PSP Go: Der Aufreger der Woche

Etwas unglücklich war die Aussage von SCEE-Chef Andrew House, die mehr oder weniger zum Aufreger der Woche im PlayStation-Lager geführt haben dürfte. Und zwar geht es um die Preispolitik der PSP Go und die dazu passende Aussage von House:

When you introduce a new piece of hardware you have the opportunity to say there is a certain premium that is associated with it, and we took that into account.

Das ist natürlich nicht unbedingt das Argument, dass man als möglicher Käufer gerne hören möchte. Statt auf die Vorteile der PSP Go zu setzen, die ja definitiv vorhanden wären, soll man also etwas mehr zu Kasse gebeten werden, weil das Gerät neu ist. Aber ein bisschen hat der gute Mann ja auch recht. Denn das ein Gerät zum Produktstart mehr kostet, als von den Produktionskosten vielleicht unbedingt nötig, scheint mir eine völlig normale Sache zu sein. Auch wenn es einem nicht gefällt. Das ist bei anderen Konsolen (und neuen Elektrogeräten generell) auch nicht anders. Ehrlichkeit bringt also nicht unbedingt immer Sympathiepunkte bei den »Early Adaptors«.
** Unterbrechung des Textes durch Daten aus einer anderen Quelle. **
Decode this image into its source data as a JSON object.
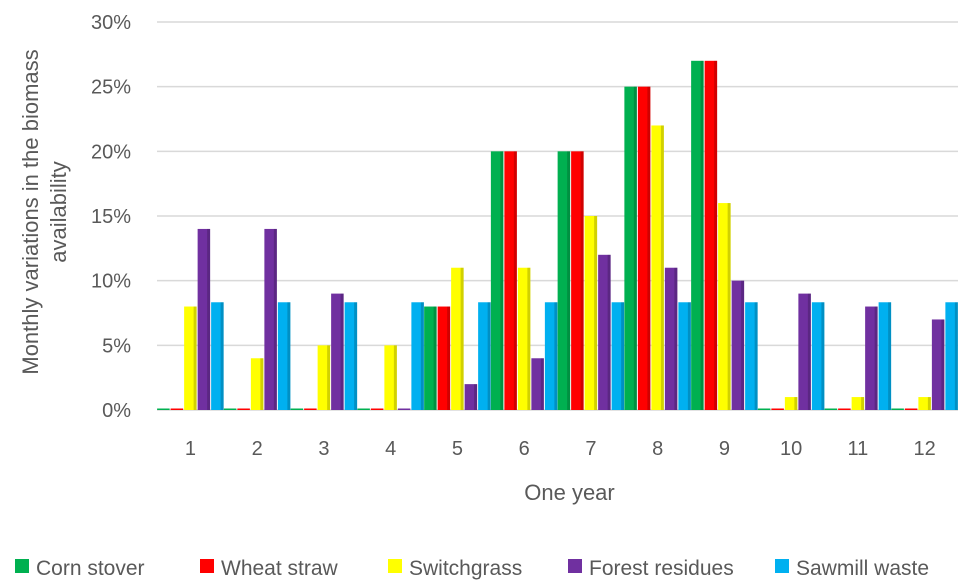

250 Euro für eine Mobilkonsole sind natürlich alles andere als eine Kleinigkeit. Und wenn Sony damit zu hoch angesetzt hat, wird auch schnell eine Preissenkung kommen, da wohl die Produktionskosten etwas überschaubarer sind, als bei der PlayStation 3. Und im Endeffekt bleibt es dann genau bei dem Argument von Andrew House. Wem die Neuerungen der PSP Go das Geld wert sind, der muss meiner Meinung nach kein schlechtes Gewissen haben. Und alle anderen können sich beruhigt zurücklehnen und warten. Oder weiterhin einfach in eine »normale« PSP investieren, sofern Bedarf besteht.